MSM: James Lillard, PhD
   TU: Timothy Turner, PhD
UAB: Upender Manne, PhD













Pilot Project: Chemopreventive and Therapeutic Activity of Withania somnifera and its Mechanism of Action in Human Breast Cancer
TU: Dr. Karmal Kazal
UAB: Dr. Clinton Grubbs
This pilot project will test the chemopreventive and chemotherapeutic activity of an extract of Withania somnifera in experimentally induced mammary tumors and in mice bearing xenografted tumors. In addition, its cytotoxicity to breast cancer cells in relation to their expression of estrogen receptors and its mechanism of action will be evaluated. Based on the preliminary findings, the primary hypothesis is that the root extract of WS will be effective in preventing and treating breast cancer and will enhance the anti-tumor efficacy of conventional chemotherapy drugs such as tamoxifen. Successfully completed, the findings of this project will provide important evidence of its safety for future clinical use. 

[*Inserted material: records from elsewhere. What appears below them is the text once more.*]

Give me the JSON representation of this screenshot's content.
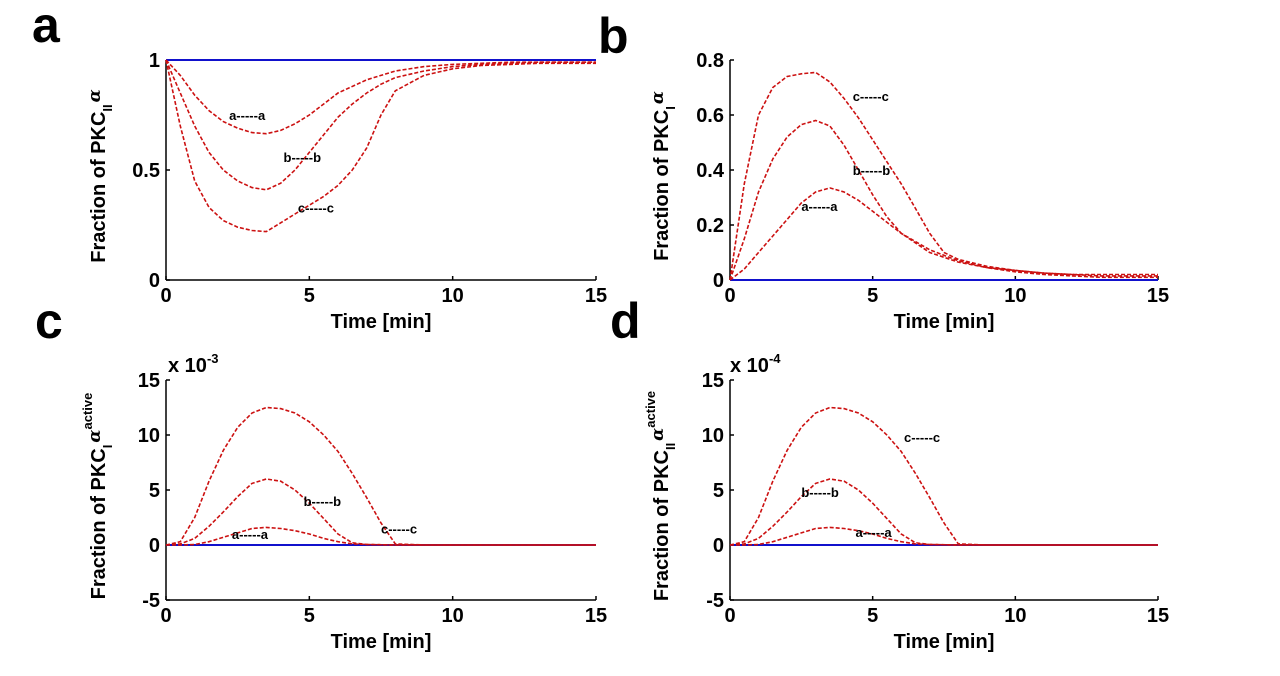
{
  "colors": {
    "dashed_series": "#cc1111",
    "baseline_series": "#1111cc"
  },
  "chart_data": [
    {
      "panel": "a",
      "type": "line",
      "xlabel": "Time [min]",
      "ylabel": {
        "base": "Fraction of PKC",
        "sub": "II",
        "greek": "α",
        "sup": ""
      },
      "multiplier": null,
      "xlim": [
        0,
        15
      ],
      "ylim": [
        0,
        1
      ],
      "xticks": [
        0,
        5,
        10,
        15
      ],
      "yticks": [
        0,
        0.5,
        1
      ],
      "grid": false,
      "legend": "none",
      "series": [
        {
          "x": [
            0,
            15
          ],
          "y": [
            1,
            1
          ]
        },
        {
          "x": [
            0,
            0.5,
            1,
            1.5,
            2,
            2.5,
            3,
            3.5,
            4,
            4.5,
            5,
            5.5,
            6,
            7,
            8,
            9,
            10,
            11,
            12,
            13,
            14,
            15
          ],
          "y": [
            1,
            0.93,
            0.84,
            0.77,
            0.72,
            0.69,
            0.67,
            0.665,
            0.68,
            0.71,
            0.75,
            0.8,
            0.85,
            0.91,
            0.95,
            0.97,
            0.98,
            0.985,
            0.99,
            0.99,
            0.99,
            0.99
          ]
        },
        {
          "x": [
            0,
            0.5,
            1,
            1.5,
            2,
            2.5,
            3,
            3.5,
            4,
            4.5,
            5,
            5.5,
            6,
            6.5,
            7,
            7.5,
            8,
            9,
            10,
            11,
            12,
            13,
            14,
            15
          ],
          "y": [
            1,
            0.85,
            0.7,
            0.58,
            0.5,
            0.45,
            0.42,
            0.41,
            0.44,
            0.5,
            0.58,
            0.66,
            0.74,
            0.8,
            0.85,
            0.89,
            0.92,
            0.95,
            0.97,
            0.98,
            0.985,
            0.99,
            0.99,
            0.99
          ]
        },
        {
          "x": [
            0,
            0.5,
            1,
            1.5,
            2,
            2.5,
            3,
            3.5,
            4,
            4.5,
            5,
            5.5,
            6,
            6.5,
            7,
            7.5,
            8,
            9,
            10,
            11,
            12,
            13,
            14,
            15
          ],
          "y": [
            1,
            0.7,
            0.45,
            0.33,
            0.27,
            0.24,
            0.225,
            0.22,
            0.26,
            0.3,
            0.34,
            0.38,
            0.43,
            0.5,
            0.6,
            0.75,
            0.86,
            0.93,
            0.96,
            0.975,
            0.98,
            0.985,
            0.985,
            0.985
          ]
        }
      ],
      "annotations": [
        {
          "text": "a-----a",
          "x": 2.2,
          "y": 0.75
        },
        {
          "text": "b-----b",
          "x": 4.1,
          "y": 0.56
        },
        {
          "text": "c-----c",
          "x": 4.6,
          "y": 0.33
        }
      ]
    },
    {
      "panel": "b",
      "type": "line",
      "xlabel": "Time [min]",
      "ylabel": {
        "base": "Fraction of PKC",
        "sub": "I",
        "greek": "α",
        "sup": ""
      },
      "multiplier": null,
      "xlim": [
        0,
        15
      ],
      "ylim": [
        0,
        0.8
      ],
      "xticks": [
        0,
        5,
        10,
        15
      ],
      "yticks": [
        0,
        0.2,
        0.4,
        0.6,
        0.8
      ],
      "grid": false,
      "legend": "none",
      "series": [
        {
          "x": [
            0,
            15
          ],
          "y": [
            0,
            0
          ]
        },
        {
          "x": [
            0,
            0.5,
            1,
            1.5,
            2,
            2.5,
            3,
            3.5,
            4,
            4.5,
            5,
            5.5,
            6,
            7,
            8,
            9,
            10,
            11,
            12,
            13,
            14,
            15
          ],
          "y": [
            0,
            0.04,
            0.1,
            0.16,
            0.22,
            0.28,
            0.32,
            0.335,
            0.32,
            0.29,
            0.25,
            0.21,
            0.17,
            0.11,
            0.07,
            0.045,
            0.03,
            0.02,
            0.015,
            0.01,
            0.01,
            0.01
          ]
        },
        {
          "x": [
            0,
            0.5,
            1,
            1.5,
            2,
            2.5,
            3,
            3.5,
            4,
            4.5,
            5,
            5.5,
            6,
            7,
            8,
            9,
            10,
            11,
            12,
            13,
            14,
            15
          ],
          "y": [
            0,
            0.15,
            0.32,
            0.44,
            0.52,
            0.565,
            0.58,
            0.56,
            0.49,
            0.4,
            0.31,
            0.23,
            0.17,
            0.1,
            0.065,
            0.045,
            0.035,
            0.025,
            0.02,
            0.015,
            0.015,
            0.015
          ]
        },
        {
          "x": [
            0,
            0.5,
            1,
            1.5,
            2,
            2.5,
            3,
            3.5,
            4,
            4.5,
            5,
            5.5,
            6,
            6.5,
            7,
            7.5,
            8,
            9,
            10,
            11,
            12,
            13,
            14,
            15
          ],
          "y": [
            0,
            0.35,
            0.6,
            0.7,
            0.74,
            0.75,
            0.755,
            0.72,
            0.66,
            0.59,
            0.51,
            0.43,
            0.35,
            0.26,
            0.17,
            0.1,
            0.075,
            0.05,
            0.035,
            0.025,
            0.02,
            0.02,
            0.02,
            0.02
          ]
        }
      ],
      "annotations": [
        {
          "text": "a-----a",
          "x": 2.5,
          "y": 0.27
        },
        {
          "text": "b-----b",
          "x": 4.3,
          "y": 0.4
        },
        {
          "text": "c-----c",
          "x": 4.3,
          "y": 0.67
        }
      ]
    },
    {
      "panel": "c",
      "type": "line",
      "xlabel": "Time [min]",
      "ylabel": {
        "base": "Fraction of PKC",
        "sub": "I",
        "greek": "α",
        "sup": "active"
      },
      "multiplier": {
        "base": "x 10",
        "exp": "-3"
      },
      "xlim": [
        0,
        15
      ],
      "ylim": [
        -5,
        15
      ],
      "xticks": [
        0,
        5,
        10,
        15
      ],
      "yticks": [
        -5,
        0,
        5,
        10,
        15
      ],
      "grid": false,
      "legend": "none",
      "series": [
        {
          "x": [
            0,
            15
          ],
          "y": [
            0,
            0
          ]
        },
        {
          "x": [
            0,
            0.5,
            1,
            1.5,
            2,
            2.5,
            3,
            3.5,
            4,
            4.5,
            5,
            5.5,
            6,
            6.5,
            7,
            8,
            9,
            10,
            11,
            12,
            13,
            14,
            15
          ],
          "y": [
            0,
            0,
            0.05,
            0.3,
            0.7,
            1.1,
            1.5,
            1.6,
            1.5,
            1.3,
            1.0,
            0.6,
            0.3,
            0.1,
            0.05,
            0,
            0,
            0,
            0,
            0,
            0,
            0,
            0
          ]
        },
        {
          "x": [
            0,
            0.5,
            1,
            1.5,
            2,
            2.5,
            3,
            3.5,
            4,
            4.5,
            5,
            5.5,
            6,
            6.5,
            7,
            8,
            9,
            10,
            11,
            12,
            13,
            14,
            15
          ],
          "y": [
            0,
            0.1,
            0.6,
            1.7,
            3.0,
            4.4,
            5.6,
            6.0,
            5.8,
            5.0,
            3.8,
            2.4,
            1.0,
            0.2,
            0.05,
            0,
            0,
            0,
            0,
            0,
            0,
            0,
            0
          ]
        },
        {
          "x": [
            0,
            0.5,
            1,
            1.5,
            2,
            2.5,
            3,
            3.5,
            4,
            4.5,
            5,
            5.5,
            6,
            6.5,
            7,
            7.5,
            8,
            9,
            10,
            11,
            12,
            13,
            14,
            15
          ],
          "y": [
            0,
            0.3,
            2.5,
            5.8,
            8.6,
            10.7,
            12.0,
            12.5,
            12.4,
            12.0,
            11.2,
            10.0,
            8.5,
            6.5,
            4.3,
            2.0,
            0.1,
            0,
            0,
            0,
            0,
            0,
            0,
            0
          ]
        }
      ],
      "annotations": [
        {
          "text": "a-----a",
          "x": 2.3,
          "y": 1.0
        },
        {
          "text": "b-----b",
          "x": 4.8,
          "y": 4.0
        },
        {
          "text": "c-----c",
          "x": 7.5,
          "y": 1.5
        }
      ]
    },
    {
      "panel": "d",
      "type": "line",
      "xlabel": "Time [min]",
      "ylabel": {
        "base": "Fraction of PKC",
        "sub": "II",
        "greek": "α",
        "sup": "active"
      },
      "multiplier": {
        "base": "x 10",
        "exp": "-4"
      },
      "xlim": [
        0,
        15
      ],
      "ylim": [
        -5,
        15
      ],
      "xticks": [
        0,
        5,
        10,
        15
      ],
      "yticks": [
        -5,
        0,
        5,
        10,
        15
      ],
      "grid": false,
      "legend": "none",
      "series": [
        {
          "x": [
            0,
            15
          ],
          "y": [
            0,
            0
          ]
        },
        {
          "x": [
            0,
            0.5,
            1,
            1.5,
            2,
            2.5,
            3,
            3.5,
            4,
            4.5,
            5,
            5.5,
            6,
            6.5,
            7,
            8,
            9,
            10,
            11,
            12,
            13,
            14,
            15
          ],
          "y": [
            0,
            0,
            0.05,
            0.3,
            0.7,
            1.1,
            1.5,
            1.6,
            1.5,
            1.3,
            1.0,
            0.6,
            0.3,
            0.1,
            0.05,
            0,
            0,
            0,
            0,
            0,
            0,
            0,
            0
          ]
        },
        {
          "x": [
            0,
            0.5,
            1,
            1.5,
            2,
            2.5,
            3,
            3.5,
            4,
            4.5,
            5,
            5.5,
            6,
            6.5,
            7,
            8,
            9,
            10,
            11,
            12,
            13,
            14,
            15
          ],
          "y": [
            0,
            0.1,
            0.6,
            1.7,
            3.0,
            4.4,
            5.6,
            6.0,
            5.8,
            5.0,
            3.8,
            2.4,
            1.0,
            0.2,
            0.05,
            0,
            0,
            0,
            0,
            0,
            0,
            0,
            0
          ]
        },
        {
          "x": [
            0,
            0.5,
            1,
            1.5,
            2,
            2.5,
            3,
            3.5,
            4,
            4.5,
            5,
            5.5,
            6,
            6.5,
            7,
            7.5,
            8,
            9,
            10,
            11,
            12,
            13,
            14,
            15
          ],
          "y": [
            0,
            0.3,
            2.5,
            5.8,
            8.6,
            10.7,
            12.0,
            12.5,
            12.4,
            12.0,
            11.2,
            10.0,
            8.5,
            6.5,
            4.3,
            2.0,
            0.1,
            0,
            0,
            0,
            0,
            0,
            0,
            0
          ]
        }
      ],
      "annotations": [
        {
          "text": "a-----a",
          "x": 4.4,
          "y": 1.2
        },
        {
          "text": "b-----b",
          "x": 2.5,
          "y": 4.8
        },
        {
          "text": "c-----c",
          "x": 6.1,
          "y": 9.8
        }
      ]
    }
  ]
}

Pilot Project: BRCA1 Deficiency and Epithelial Ovarian Cancers 
MSM: Dr. Veena Rao
Dr. Charles Landen
This pilot project will determine the mechanistic and physiological significance of the interaction between BRCA1 and Ubc9 molecules in relation to their sub-cellular localization in ovarian cancer cells. Based on their preliminary results, they hypothesize that BRCA1, by binding to Ubc9, functions as a tumor suppressor and thereby inhibits growth of ovarian tumors. Also, in collaboration with William Grizzle, MD, PhD (a collaborator from UAB), these efforts will assess the clinical significance of expression of these proteins in human ovarian tissues and determine their value in early detection, drug screening, and predicting clinical outcomes.

Full Project: Molecular Characterization of Aggressive Colon Cancers of African-American Patients
MSM: Dr. Harvey Bumpers
Dr. Temesgen Samuel
Dr. Upender Manne
The primary goal of this preclinical translational proposal is to determine the prognostic and predictive value of a panel of promising molecular markers in colorectal cancer (CRC) tissues (more than 1,000) collected from AA and non-Hispanic Caucasian (white) patients who underwent treatment at MSM and UAB hospitals. This investigation is also intended to develop the career of Dr. Temesgen Samuel, a junior faculty/Co-Leader at Tuskegee University (TU), who is seeking more experience in understanding the basis for cancer health disparities. Further, this project will continue the existing successful collaboration, established during the currently funded U54 Partnership award, between Dr. Harvey Bumpers of MSM and Dr. Upender Manne of UAB, to assist Dr. Bumpers to become an established investigator. The preliminary results of these collaborative studies show a disparity in gene expression profiles of microsatellite stable (MSS) phenotypes, known for aggressive behavior of colorectal cancers (CRCs) of AAs and whites. Based on these findings, the current hypothesis is that the MSS phenotypes of CCRs from AAs and whites are different, and their capacity to assess patient survival varies with tumor
stage and location.

Full Project: Kaiso as a Prognostic Factor and Potential Therapeutic Target in Breast Cancer
TU: Dr. Clayton Yates
Dr. William Grizzle
This full project will study if the Kaiso gene is an essential inducer of the progression of breast cancer, through transcriptional regulation of hormone sensitivity and regulation of endothelial-mesenchymal transition (EMT)-related genes. This collaboration between Dr. Yates and Dr. Grizzle was established to conduct a pilot project funded during the current U54 cycle. These collaborative efforts have identified that, in the process of breast cancer metastasis, there is a loss of hormone sensitivity and an EMT that increases cellular capacity for migration and invasion in relation to sub-cellular localization of Kaiso. By exploring the molecular mechanisms and effects on Kaiso-associated transcriptional repression, novel therapeutic approaches can be developed to target lethal metastasis.